En el primer y tercer movimiento, las alboradas, está, superficialmente, esa vulgaridad de las marchas militares. Es el barco que llega a puerto. Por debajo, poco a poco, van colándose los arabescos. Es el Oriente andaluz –que paradojalmente queda, para un ruso, al oeste– que empieza a derretir esa dureza militar. Son las variaciones del segundo movimiento. El canto gitano del tercero. El final apoteósico del fandango asturiano que arranca aplausos.
La escena está preparada para la entrada de la solista. Gloria Campaner es veneciana. Tiene por delante el Concierto número 2 para piano y orquesta de Rachmaninov, el hipnotizado. “Hay que ver –dice una conocedora antes del comienzo– todos conocen esa pieza, si la toca mal…”. ¿La toca mal? Parece que no, a juzgar por la ovación que se le brinda y los dos bises que le arrancan los aplausos sostenidos.
Cuatro días antes otro solista, en este caso Luiz Felipe Coelho, brasileño formado en Alemania, había despertado similar entusiasmo.
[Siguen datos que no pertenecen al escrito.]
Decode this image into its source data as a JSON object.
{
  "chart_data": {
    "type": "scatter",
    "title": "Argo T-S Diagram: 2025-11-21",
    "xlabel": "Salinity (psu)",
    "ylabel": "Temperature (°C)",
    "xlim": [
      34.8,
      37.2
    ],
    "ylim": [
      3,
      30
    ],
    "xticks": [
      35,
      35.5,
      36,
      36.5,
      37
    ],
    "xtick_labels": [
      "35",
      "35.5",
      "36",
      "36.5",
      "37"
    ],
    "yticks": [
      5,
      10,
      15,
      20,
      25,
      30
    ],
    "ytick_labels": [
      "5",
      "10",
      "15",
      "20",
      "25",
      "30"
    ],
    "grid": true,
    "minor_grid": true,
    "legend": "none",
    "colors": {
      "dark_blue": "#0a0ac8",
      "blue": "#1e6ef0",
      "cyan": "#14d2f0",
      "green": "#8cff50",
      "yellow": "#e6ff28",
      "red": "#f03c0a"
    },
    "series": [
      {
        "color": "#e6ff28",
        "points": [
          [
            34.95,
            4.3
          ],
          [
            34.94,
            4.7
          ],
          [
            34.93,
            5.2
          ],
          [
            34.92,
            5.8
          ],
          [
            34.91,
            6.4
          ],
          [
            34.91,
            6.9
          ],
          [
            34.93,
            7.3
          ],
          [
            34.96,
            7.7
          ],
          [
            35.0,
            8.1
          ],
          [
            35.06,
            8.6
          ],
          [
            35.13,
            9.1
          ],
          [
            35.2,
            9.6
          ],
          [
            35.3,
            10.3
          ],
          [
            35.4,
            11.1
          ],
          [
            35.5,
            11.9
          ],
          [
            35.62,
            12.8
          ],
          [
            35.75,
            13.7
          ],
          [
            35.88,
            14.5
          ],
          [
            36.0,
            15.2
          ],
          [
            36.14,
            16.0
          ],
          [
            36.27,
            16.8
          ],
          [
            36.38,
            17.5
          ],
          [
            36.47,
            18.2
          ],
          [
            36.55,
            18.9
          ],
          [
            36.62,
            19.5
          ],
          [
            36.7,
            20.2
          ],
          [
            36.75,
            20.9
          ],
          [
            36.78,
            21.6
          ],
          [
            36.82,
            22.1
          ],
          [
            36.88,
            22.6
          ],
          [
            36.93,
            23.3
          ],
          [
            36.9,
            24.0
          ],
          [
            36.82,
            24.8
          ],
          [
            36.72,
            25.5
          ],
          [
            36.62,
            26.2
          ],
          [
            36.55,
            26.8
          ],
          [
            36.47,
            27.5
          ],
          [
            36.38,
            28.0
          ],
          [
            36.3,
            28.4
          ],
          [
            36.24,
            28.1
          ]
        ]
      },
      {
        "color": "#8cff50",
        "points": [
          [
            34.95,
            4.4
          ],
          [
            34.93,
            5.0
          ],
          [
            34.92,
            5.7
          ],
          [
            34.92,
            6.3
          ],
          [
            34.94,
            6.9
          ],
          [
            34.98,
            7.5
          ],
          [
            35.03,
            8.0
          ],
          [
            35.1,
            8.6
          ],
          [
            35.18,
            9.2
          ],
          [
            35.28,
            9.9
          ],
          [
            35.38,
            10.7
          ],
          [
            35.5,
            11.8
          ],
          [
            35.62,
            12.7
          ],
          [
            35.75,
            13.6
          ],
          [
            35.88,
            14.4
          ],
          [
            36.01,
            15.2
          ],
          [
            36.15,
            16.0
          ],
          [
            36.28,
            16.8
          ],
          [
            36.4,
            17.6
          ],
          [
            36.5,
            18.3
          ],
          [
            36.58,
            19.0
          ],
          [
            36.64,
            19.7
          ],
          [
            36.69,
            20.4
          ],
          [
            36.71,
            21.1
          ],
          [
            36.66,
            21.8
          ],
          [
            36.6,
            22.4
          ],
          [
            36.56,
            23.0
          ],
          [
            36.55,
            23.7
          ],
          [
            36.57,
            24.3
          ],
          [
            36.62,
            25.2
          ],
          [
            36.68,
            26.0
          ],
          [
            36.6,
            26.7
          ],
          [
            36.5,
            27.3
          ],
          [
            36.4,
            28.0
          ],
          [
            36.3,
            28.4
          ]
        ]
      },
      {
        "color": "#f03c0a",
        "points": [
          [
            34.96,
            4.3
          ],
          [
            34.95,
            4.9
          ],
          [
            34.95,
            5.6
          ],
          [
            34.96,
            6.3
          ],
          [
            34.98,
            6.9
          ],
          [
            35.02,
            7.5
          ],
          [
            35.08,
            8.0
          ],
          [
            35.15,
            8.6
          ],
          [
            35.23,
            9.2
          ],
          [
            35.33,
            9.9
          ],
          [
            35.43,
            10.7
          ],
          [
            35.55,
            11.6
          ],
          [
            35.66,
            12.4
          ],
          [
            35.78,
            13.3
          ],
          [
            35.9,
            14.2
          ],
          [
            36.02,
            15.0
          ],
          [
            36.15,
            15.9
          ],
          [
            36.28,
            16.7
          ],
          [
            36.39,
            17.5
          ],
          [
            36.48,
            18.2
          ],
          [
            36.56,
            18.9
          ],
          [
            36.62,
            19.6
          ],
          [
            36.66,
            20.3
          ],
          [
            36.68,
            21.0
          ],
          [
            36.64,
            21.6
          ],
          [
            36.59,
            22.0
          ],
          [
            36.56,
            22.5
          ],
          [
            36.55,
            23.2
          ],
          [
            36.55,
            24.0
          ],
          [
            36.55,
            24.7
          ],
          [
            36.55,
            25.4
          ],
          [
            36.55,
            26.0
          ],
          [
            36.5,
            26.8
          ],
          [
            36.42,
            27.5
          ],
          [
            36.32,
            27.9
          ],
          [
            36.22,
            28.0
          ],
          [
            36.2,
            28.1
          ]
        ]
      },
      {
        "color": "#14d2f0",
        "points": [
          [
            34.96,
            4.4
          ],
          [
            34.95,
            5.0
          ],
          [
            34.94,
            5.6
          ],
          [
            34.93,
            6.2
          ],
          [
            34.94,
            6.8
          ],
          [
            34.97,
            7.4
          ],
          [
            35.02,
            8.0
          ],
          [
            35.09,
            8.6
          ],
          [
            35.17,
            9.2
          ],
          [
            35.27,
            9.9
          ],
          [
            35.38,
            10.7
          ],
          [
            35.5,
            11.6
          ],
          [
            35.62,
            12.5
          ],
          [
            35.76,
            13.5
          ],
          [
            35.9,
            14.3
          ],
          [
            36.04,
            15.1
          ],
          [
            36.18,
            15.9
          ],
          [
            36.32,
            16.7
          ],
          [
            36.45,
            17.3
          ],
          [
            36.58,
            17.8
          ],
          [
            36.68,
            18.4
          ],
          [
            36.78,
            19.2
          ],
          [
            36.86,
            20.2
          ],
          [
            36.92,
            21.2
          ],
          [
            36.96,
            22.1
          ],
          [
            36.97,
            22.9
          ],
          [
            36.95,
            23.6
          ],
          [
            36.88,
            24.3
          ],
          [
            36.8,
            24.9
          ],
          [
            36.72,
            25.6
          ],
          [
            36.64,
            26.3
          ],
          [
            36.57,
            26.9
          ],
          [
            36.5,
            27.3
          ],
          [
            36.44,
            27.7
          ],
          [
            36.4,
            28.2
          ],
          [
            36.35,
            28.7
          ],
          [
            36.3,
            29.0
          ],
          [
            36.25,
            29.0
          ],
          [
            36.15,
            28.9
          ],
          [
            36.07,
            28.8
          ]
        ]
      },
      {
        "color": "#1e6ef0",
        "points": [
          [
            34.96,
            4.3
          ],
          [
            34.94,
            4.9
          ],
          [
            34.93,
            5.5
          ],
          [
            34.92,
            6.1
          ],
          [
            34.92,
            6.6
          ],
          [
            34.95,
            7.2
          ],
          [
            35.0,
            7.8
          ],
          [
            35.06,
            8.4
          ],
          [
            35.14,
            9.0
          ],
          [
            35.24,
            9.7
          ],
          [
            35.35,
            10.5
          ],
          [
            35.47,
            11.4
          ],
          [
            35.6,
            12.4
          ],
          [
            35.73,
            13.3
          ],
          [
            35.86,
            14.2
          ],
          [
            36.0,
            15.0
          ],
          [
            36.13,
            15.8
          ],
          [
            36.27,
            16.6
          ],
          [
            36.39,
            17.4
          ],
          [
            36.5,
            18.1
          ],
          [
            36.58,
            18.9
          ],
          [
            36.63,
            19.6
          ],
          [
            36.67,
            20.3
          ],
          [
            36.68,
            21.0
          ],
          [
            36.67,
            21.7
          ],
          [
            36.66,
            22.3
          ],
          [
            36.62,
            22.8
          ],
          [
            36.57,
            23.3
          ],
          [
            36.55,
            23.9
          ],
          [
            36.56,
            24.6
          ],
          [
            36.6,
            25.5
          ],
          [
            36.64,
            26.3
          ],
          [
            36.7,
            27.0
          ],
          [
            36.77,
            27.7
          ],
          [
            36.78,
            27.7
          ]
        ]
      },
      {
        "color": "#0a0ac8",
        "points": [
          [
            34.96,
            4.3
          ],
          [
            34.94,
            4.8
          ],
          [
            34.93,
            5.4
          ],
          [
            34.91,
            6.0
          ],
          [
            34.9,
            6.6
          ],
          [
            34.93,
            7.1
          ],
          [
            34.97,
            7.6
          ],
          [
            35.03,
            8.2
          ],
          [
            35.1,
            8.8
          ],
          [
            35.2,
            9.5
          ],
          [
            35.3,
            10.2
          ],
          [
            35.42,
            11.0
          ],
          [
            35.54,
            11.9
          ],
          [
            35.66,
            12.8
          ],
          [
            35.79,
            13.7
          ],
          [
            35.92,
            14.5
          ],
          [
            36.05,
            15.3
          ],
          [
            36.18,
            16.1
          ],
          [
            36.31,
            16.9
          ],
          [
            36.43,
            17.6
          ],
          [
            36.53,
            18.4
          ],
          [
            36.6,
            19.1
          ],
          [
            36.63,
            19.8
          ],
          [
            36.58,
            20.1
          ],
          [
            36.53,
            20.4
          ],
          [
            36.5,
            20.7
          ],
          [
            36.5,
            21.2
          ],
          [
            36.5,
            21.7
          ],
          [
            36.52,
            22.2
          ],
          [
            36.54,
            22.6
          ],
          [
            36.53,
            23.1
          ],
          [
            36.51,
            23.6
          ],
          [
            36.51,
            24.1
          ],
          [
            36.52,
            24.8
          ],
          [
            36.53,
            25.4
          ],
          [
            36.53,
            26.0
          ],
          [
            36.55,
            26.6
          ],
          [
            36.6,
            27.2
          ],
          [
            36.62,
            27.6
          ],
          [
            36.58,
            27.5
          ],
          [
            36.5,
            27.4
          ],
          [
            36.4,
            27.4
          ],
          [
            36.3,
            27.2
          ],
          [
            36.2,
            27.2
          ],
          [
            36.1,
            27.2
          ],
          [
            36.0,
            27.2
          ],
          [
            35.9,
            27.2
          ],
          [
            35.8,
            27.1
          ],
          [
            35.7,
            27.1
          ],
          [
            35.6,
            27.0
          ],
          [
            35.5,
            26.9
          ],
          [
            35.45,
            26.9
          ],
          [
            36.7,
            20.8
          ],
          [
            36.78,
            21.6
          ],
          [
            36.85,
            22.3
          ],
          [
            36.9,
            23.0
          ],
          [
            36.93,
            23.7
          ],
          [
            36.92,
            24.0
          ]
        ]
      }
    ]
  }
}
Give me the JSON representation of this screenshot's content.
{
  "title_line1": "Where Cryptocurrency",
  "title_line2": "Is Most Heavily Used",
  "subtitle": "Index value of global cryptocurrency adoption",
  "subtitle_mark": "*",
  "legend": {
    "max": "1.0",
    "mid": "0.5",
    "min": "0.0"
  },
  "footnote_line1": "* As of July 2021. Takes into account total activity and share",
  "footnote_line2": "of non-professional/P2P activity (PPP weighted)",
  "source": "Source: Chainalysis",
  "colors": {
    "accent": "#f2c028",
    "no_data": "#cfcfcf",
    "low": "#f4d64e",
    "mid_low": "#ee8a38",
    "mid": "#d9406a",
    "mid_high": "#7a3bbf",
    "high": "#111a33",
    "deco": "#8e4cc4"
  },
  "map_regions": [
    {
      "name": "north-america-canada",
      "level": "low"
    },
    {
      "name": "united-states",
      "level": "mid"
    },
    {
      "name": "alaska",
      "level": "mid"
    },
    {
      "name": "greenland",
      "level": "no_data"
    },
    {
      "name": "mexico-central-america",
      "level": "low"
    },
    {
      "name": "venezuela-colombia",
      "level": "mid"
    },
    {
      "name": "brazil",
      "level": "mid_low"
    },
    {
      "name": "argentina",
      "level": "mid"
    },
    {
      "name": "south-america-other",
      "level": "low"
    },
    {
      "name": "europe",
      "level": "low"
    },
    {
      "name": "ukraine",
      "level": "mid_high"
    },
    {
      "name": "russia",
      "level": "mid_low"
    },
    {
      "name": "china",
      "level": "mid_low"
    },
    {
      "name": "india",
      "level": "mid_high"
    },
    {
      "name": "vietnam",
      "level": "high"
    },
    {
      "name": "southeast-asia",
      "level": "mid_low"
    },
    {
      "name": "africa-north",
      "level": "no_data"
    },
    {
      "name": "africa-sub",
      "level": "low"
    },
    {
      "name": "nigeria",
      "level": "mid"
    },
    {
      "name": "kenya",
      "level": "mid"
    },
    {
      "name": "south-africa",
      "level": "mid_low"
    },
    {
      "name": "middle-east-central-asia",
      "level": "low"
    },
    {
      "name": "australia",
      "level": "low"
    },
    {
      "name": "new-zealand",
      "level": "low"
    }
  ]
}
En su caso no sacaba los sonidos de un piano sino que empuñaba un violín Cremona de 1774. Como esas instalaciones de arte contemporáneo que sólo adquieren su completitud de sentido cuando se las acompaña del texto curatorial, saber que ese violín que está en escena es un violín de esas características, es parte del espectáculo.
Si la veneciana Campaner parecía desarticular sus falanges corriendo sobre el marfil falso del teclado, el germanobrasileño Coelho suda de pie y termina sus momentos más virtuosos con un gesto de esgrimista consciente de su estocada. Jóvenes y de buen ver, los solistas del 15 y del 19 de febrero pusieron el toque de magia en dos programas sostenidos con solvencia por la orquesta municipal. Al salir, el calor seguía ahí afuera. No hay virtuosismo que pueda con la meteorología.